Wo kann ich meine Bitcoin speichern?

Zuletzt aktualisiert: 17 Juni 2024

Wir schauten auf wie man Bitcoin kauft und verkauft im Teil 8 unserer Bitcoin-Grundlagenserie. In Teil 9 dieser Serie werden wir uns mit der Aufbewahrung von Bitcoin befassen.

Der Besitz von Bitcoin erfordert, ebenso wie die Aufbewahrung großer Mengen Papiergeld, bestimmte Vorsichtsmaßnahmen zum Schutz des eigenen Vermögens. Während einige Händler, die ihre Tage damit verbringen, zwischen Bitcoin und anderen Kryptowährungen zu handeln, ihre Bitcoins möglicherweise an einer Börse lassen, ist die Verwendung einer Wallet die sicherste Möglichkeit, Bitcoins auf lange Sicht aufzubewahren.

Wie wir bereits besprochen haben, ist der Begriff „Wallet“ nicht ganz korrekt – manche bevorzugen den Begriff „Schlüsselanhänger“ – und es ist noch falscher zu sagen, dass ein Wallet Bitcoins „speichert“; Stattdessen „speichert“ ein Wallet die öffentlichen und privaten Schlüssel eines Benutzers, die für den Zugriff auf eine öffentliche Bitcoin-Adresse bzw. das Signieren von Transaktionen verwendet werden.

Bitcoin-Wallets gibt es in verschiedenen Formaten, jedes mit seinen eigenen Vorteilen gegenüber den anderen. Ihre Anforderungen können unterschiedlich sein; Daher ist es wichtig, sowohl Ihre Handels- und Anlagegewohnheiten als auch Ihre Sicherheitsanforderungen zu berücksichtigen, bevor Sie sich für eine langfristige Geldbörse entscheiden.

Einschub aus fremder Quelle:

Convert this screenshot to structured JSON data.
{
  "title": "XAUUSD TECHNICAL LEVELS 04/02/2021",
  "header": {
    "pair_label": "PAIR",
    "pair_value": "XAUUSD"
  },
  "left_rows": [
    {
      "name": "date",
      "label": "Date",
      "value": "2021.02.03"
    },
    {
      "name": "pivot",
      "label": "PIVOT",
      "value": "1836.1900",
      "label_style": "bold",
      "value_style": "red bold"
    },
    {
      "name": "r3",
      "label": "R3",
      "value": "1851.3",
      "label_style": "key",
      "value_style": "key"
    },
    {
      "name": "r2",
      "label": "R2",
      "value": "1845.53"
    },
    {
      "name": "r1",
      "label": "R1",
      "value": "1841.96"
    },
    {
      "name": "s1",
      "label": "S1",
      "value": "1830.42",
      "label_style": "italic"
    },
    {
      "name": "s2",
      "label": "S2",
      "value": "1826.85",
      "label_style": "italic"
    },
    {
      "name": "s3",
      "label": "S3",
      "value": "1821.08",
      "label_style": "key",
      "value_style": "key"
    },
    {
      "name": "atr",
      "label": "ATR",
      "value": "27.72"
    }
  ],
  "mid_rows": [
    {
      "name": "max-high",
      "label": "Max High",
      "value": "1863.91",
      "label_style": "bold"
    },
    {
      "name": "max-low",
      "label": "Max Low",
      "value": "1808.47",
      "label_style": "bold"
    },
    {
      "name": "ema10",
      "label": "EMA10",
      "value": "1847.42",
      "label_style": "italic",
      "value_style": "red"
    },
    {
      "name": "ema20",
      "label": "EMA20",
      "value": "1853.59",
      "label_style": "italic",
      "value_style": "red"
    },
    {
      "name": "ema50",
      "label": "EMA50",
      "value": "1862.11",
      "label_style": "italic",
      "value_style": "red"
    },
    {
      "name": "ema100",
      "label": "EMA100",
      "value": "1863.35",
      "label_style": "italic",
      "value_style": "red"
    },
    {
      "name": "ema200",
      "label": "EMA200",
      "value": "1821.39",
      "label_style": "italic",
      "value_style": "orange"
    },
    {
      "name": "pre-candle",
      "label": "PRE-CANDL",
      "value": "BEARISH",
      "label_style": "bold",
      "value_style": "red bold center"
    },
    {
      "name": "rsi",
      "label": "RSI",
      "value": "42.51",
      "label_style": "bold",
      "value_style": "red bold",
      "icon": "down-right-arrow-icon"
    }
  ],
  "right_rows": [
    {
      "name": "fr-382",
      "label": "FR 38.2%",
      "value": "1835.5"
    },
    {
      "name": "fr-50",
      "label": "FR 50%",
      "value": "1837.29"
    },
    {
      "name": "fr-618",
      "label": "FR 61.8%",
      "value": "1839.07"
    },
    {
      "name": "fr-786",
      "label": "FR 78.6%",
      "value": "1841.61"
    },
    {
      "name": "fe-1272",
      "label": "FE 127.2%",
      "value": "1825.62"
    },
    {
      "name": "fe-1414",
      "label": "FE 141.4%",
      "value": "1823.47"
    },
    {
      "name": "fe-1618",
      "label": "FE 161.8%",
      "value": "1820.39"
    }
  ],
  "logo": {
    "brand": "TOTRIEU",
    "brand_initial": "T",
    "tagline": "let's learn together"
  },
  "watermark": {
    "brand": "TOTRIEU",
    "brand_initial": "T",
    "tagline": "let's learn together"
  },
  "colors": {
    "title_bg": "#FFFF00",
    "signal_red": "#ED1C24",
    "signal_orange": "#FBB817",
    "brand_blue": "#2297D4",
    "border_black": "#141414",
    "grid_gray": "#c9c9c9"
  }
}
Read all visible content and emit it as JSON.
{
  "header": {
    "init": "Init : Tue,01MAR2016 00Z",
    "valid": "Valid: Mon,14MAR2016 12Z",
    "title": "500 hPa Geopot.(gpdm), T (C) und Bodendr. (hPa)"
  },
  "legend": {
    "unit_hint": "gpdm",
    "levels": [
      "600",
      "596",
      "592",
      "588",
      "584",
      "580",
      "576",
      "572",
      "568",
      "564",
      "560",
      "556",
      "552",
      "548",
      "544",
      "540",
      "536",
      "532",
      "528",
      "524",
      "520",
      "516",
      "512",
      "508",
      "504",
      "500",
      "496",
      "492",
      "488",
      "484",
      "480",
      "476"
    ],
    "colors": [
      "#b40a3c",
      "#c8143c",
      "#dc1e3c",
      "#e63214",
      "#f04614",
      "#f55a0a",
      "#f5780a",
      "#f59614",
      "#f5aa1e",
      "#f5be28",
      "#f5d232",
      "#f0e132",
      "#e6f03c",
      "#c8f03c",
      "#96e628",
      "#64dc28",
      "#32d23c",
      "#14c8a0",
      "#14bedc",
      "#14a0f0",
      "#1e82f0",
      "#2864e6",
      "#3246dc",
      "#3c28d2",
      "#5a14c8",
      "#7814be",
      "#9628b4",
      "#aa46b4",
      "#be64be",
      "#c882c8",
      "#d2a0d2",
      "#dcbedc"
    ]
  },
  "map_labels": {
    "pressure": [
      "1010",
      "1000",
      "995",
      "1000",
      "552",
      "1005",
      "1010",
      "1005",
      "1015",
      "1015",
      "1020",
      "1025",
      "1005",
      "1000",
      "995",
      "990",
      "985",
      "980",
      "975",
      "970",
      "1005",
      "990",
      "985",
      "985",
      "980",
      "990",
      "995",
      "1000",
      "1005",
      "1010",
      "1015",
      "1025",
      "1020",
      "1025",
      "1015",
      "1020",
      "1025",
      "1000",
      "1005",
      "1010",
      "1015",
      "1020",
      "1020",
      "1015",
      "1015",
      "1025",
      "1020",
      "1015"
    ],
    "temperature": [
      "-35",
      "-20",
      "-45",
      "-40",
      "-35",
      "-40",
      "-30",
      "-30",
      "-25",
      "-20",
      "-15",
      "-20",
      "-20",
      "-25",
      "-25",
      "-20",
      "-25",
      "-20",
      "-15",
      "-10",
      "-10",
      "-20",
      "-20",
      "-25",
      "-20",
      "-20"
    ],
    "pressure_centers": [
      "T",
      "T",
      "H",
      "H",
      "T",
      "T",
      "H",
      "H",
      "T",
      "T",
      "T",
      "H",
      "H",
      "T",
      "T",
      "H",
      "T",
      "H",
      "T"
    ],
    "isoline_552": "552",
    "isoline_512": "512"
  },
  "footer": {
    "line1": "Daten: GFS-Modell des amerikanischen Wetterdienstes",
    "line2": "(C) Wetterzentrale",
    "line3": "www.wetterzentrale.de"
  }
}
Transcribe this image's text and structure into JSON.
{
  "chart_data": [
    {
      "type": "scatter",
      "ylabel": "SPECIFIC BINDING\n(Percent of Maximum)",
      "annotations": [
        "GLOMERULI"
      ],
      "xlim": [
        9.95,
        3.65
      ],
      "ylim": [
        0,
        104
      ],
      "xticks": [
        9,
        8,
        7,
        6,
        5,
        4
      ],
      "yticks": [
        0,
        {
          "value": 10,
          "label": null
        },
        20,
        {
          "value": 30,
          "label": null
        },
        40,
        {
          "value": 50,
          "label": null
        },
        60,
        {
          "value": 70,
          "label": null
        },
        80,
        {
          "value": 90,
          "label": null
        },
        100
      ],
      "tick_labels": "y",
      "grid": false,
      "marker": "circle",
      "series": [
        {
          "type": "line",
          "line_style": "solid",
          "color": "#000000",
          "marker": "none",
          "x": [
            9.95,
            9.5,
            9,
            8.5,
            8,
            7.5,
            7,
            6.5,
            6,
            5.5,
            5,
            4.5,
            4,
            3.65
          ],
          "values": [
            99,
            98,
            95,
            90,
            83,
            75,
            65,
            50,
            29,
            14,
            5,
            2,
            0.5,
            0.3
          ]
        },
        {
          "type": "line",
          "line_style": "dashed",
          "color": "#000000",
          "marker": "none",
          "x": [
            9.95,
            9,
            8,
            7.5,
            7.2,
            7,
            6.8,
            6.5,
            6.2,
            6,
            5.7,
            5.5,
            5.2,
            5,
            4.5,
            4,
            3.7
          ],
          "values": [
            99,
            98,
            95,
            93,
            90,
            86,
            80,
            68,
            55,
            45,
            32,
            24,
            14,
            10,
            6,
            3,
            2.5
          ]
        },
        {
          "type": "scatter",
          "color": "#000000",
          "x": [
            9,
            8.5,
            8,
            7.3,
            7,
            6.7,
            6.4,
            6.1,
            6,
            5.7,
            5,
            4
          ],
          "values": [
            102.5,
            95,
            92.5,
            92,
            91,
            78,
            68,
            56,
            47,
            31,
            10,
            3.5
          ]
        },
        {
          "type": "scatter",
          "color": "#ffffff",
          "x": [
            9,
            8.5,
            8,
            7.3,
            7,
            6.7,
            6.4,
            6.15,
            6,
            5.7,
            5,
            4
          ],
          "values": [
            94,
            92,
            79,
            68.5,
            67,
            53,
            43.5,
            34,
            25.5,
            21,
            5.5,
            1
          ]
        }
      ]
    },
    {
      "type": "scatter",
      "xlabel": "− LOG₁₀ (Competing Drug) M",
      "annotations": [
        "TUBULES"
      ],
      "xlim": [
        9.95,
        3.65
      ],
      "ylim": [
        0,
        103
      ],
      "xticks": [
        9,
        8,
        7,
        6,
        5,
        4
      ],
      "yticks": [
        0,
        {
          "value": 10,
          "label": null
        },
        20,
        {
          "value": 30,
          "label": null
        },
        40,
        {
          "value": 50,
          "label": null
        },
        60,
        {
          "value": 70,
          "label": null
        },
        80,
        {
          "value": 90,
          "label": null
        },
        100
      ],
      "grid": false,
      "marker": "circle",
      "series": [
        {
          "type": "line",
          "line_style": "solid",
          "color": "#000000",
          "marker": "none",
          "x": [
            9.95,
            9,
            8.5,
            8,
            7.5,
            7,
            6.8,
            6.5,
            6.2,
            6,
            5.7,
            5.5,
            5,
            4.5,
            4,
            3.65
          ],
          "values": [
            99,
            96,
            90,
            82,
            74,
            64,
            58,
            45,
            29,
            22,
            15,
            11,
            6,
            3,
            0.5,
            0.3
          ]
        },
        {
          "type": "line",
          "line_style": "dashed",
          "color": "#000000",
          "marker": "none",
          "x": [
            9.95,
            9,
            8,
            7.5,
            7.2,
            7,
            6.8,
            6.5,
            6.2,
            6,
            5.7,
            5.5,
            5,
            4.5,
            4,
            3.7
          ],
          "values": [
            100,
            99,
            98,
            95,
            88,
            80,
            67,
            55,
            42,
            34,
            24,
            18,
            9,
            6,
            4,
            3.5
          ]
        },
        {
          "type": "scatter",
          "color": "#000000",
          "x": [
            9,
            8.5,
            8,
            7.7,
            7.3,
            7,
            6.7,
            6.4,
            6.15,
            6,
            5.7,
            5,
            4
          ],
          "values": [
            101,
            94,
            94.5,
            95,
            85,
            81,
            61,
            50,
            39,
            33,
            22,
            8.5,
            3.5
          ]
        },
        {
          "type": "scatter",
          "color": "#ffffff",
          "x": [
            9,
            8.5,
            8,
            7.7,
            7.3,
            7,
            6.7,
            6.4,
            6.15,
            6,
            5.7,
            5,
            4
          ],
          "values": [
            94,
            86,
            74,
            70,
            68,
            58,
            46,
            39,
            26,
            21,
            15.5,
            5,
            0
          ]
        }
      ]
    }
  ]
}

Geldbörsen für den Desktop

Desktop-Wallets sind Softwareprogramme, die auf Desktop- und Laptop-Computern laufen, auf denen Standardbetriebssysteme wie Microsoft Windows, Apples macOS und sogar Linux laufen. Der Komfort, auf dem gleichen Computer, von dem aus gehandelt wird, Zugriff auf die eigene Bitcoin-Adresse zu haben, ist reizvoll, doch Desktop-Wallets sind in freier Wildbahn oft nicht so zugänglich oder funktionsfähig wie mobile Wallets.

Auf vielen Computern auf der ganzen Welt wird der De-facto-Bitcoin-Client ausgeführt, der als Bitcoin Core bekannt ist. Mit dieser Software können Benutzer eine Bitcoin-Adresse zum Senden und Empfangen von Bitcoins erstellen und ihren privaten Schlüssel speichern, wodurch „Knoten“ im Netzwerk gebildet werden, die die entscheidende Rolle der Weiterleitung von Transaktionen übernehmen.

Das Herunterladen und Verwalten von Desktop-Wallets wie Bitcoin Core kann recht umfangreich sein. Sie verlangen außerdem von den Benutzern, das Programm regelmäßig zu aktualisieren, um mit der Blockchain auf dem neuesten Stand zu bleiben, wenn neue Transaktionen authentifiziert und hinzugefügt werden.

Allerdings fungieren nicht alle Desktop-Wallets als Knoten. Einige entscheiden sich dafür, als Software-Wallet zu fungieren, die lediglich beide Schlüssel speichert und von Dritten erstellt wird. Diese lassen sich in der Regel viel einfacher herunterladen und warten und enthalten möglicherweise bestimmte Funktionen oder Schwerpunktbereiche, die für Anleger interessant sein könnten.

Geldbörsen für Mobiltelefone

Mobile Wallets sind Softwareanwendungen (Apps), die genau wie ihre Desktop-Pendants auf Smartphones heruntergeladen und installiert werden können. Diese sind häufig auf Apples iOS (iPhones), Android-Telefonen und in einigen Fällen auch auf dem weniger beliebten Windows Phone von Microsoft verfügbar.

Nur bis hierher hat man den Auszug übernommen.